In Ontario, business owners are not necessarily liable for random acts of violence that take place on their premises. However, an occupier could still be named in a lawsuit by a victim who alleges that the occupier failed to exercise due diligence in mitigating risk, Reimer suggested.

“One of the key challenges we have in defending cases like this – random act of violence type cases – is the doctrine of joint and several liability,” Reimer said Wednesday in an interview.

Essentially, joint and several liability applies when a person is injured and names more than one defendant in a lawsuit. In a criminal attack where the victim is a customer at a business location, the victim would name the perpetrator and the operator of that business. The victim would say the criminal is 99% liable for deliberately causing bodily harm while the business operator is 1% liable.

The problem is, the perpetrator may be on the loose or, if the perpetrator has been caught, he or she would likely not be able to pay the victim if ordered to do so by a court.

So in this hypothetical scenario, if the damages owed to the victim are $100,000, the business owner who is found 1% liable may have to pay the entire $100,000 because the perpetrator does not have the other $99,000, Reimer noted.

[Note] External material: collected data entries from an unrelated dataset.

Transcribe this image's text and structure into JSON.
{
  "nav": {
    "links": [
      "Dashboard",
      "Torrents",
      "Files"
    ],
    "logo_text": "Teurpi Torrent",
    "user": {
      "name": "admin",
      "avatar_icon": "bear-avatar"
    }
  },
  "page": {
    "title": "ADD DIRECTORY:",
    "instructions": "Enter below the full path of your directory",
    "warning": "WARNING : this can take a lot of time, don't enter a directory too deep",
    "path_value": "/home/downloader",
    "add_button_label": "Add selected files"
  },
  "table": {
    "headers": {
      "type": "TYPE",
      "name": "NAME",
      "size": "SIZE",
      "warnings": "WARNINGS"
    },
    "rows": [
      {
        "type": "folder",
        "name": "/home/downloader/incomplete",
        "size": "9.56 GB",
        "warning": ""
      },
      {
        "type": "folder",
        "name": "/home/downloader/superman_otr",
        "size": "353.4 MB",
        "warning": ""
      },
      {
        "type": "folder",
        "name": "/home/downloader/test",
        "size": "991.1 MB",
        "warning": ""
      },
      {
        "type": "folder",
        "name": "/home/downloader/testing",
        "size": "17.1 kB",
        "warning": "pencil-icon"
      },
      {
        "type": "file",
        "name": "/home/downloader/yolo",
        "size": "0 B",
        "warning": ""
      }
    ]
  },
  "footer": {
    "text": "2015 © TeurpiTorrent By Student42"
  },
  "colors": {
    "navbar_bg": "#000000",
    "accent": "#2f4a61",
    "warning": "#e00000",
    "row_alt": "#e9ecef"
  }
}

“The practical problem it creates for the insurance industry is it creates ‘Hail Mary’ type claims with which the insurance industry has to grapple,” Reimer told Canadian Underwriter. “Even though there is a common sense notion that business owners or occupiers shouldn’t be liable for random unforeseen acts, business operators do find themselves defending their enterprises more often than they would like.”

The doctrine of joint and several liability “is manifestly unfair to occupiers in these types of cases,” Reimer said. “In most instances, the violent perpetrator is never identified, or is at least uninsured.”

The vast majority of cases involving innocent business owners being sued by victims of violence do not make it to court, Reimer said. As a result there is not very much case law on this. Many of these cases are settled through mediation or alternative dispute resolution, he added.

Whether or not a business owner is liable depends on “what’s reasonably foreseeable,” said Reimer.

For example, “if there is an individual with a known history of misbehaving – over the course of an evening, for example – the courts would expect your establishment to act appropriately to keep people safe.”